Bill Introduced to Track
UAL for State Pensions and Health Care
Under the Management and Budget Act, the Governor’s office is required to submit various pieces of information along with the annual budget proposal. This information includes estimates of state spending that goes to local governments and the number of FTE positions funded by individual line items in the budget. Senate Bill 792, sponsored by Senator John Proos (R-St. Joseph), would add an additional requirement to the act. The bill would require the information to include the unfunded accrued liabilities for health care and pensions for each department of the state, as well as the Legislative and Judicial branches.
The phrase “unfunded accrued liability” has become a major bogeyman for many policy makers. “Legacy costs” are largely blamed in some circles for everything from Detroit’s fiscal woes to the bankruptcy of two of the Big Three automakers. Tracking unfunded accrued liabilities is not a bad idea, and in fact government accounting standards already require it. By this standard, Senate Bill 792 is not, in and of itself, a bad piece of legislation. It is worrisome, however, to see policy makers focus on UAL, since that often signals a pending attempt to cut benefits to employees.

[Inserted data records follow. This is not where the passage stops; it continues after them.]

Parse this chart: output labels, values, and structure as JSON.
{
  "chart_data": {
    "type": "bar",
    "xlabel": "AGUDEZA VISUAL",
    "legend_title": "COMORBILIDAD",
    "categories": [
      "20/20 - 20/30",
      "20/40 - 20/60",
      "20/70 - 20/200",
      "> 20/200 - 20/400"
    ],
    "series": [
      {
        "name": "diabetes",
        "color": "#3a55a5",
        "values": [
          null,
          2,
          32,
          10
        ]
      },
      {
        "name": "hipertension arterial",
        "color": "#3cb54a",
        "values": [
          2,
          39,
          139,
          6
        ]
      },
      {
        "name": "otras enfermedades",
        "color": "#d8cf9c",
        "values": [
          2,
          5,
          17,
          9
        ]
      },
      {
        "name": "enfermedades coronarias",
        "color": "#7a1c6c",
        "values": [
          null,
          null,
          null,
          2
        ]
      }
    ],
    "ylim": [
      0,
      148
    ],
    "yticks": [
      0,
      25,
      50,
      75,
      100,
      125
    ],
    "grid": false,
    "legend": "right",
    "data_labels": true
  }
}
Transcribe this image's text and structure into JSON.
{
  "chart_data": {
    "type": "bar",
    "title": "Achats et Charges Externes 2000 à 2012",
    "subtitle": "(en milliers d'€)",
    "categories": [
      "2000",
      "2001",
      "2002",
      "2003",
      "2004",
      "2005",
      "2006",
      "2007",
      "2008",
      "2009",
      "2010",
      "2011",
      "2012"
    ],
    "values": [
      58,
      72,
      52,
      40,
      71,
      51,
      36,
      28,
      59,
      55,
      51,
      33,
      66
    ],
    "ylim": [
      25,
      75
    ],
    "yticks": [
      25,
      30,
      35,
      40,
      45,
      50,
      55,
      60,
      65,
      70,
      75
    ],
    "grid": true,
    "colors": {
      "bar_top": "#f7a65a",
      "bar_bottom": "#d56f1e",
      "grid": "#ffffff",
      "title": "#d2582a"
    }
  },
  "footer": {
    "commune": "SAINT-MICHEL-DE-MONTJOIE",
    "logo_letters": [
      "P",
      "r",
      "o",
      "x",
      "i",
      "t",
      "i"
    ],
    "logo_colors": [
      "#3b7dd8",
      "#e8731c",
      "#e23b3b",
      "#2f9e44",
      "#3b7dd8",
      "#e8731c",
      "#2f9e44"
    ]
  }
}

In truth, focusing on unfunded accrued liabilities is a double-edged sword for employees who are depending on pension and retirement health care benefits. In systems like the State Employees Retirement System that has relied on a “pay as you go” system of funding retirement health care, the projected unfunded accrued liabilities are potentially quite large - large enough, perhaps, to prompt legislative action. If that action involves setting funds aside to prefund retirement health care, then state employees will be better off in the long run. However, it is just as likely that the legislative action to reduce the unfunded accrued liability would be to further curb retirement health care benefits – something that could be devastating for state workers who have been depending on it.
MAGE Still Waiting for Meeting to Address KPH Concerns
After a scheduled January meeting with state lawmakers to discuss serious problems taking place at the Kalamazoo Psychiatric Hospital was cancelled, MAGE was hopeful that it would be rescheduled promptly. Unfortunately, legislative staffers working to bring several Kalamazoo-area legislators together have been unsuccessful in scheduling a new date. MAGE is now reaching out to individual area legislators so that members working at KPH can outline their concerns. Representative Sean McCann (D-Kalamazoo) has expressed a willingness to try to meet with KPH staff in Kalamazoo, and we are working to set up that meeting.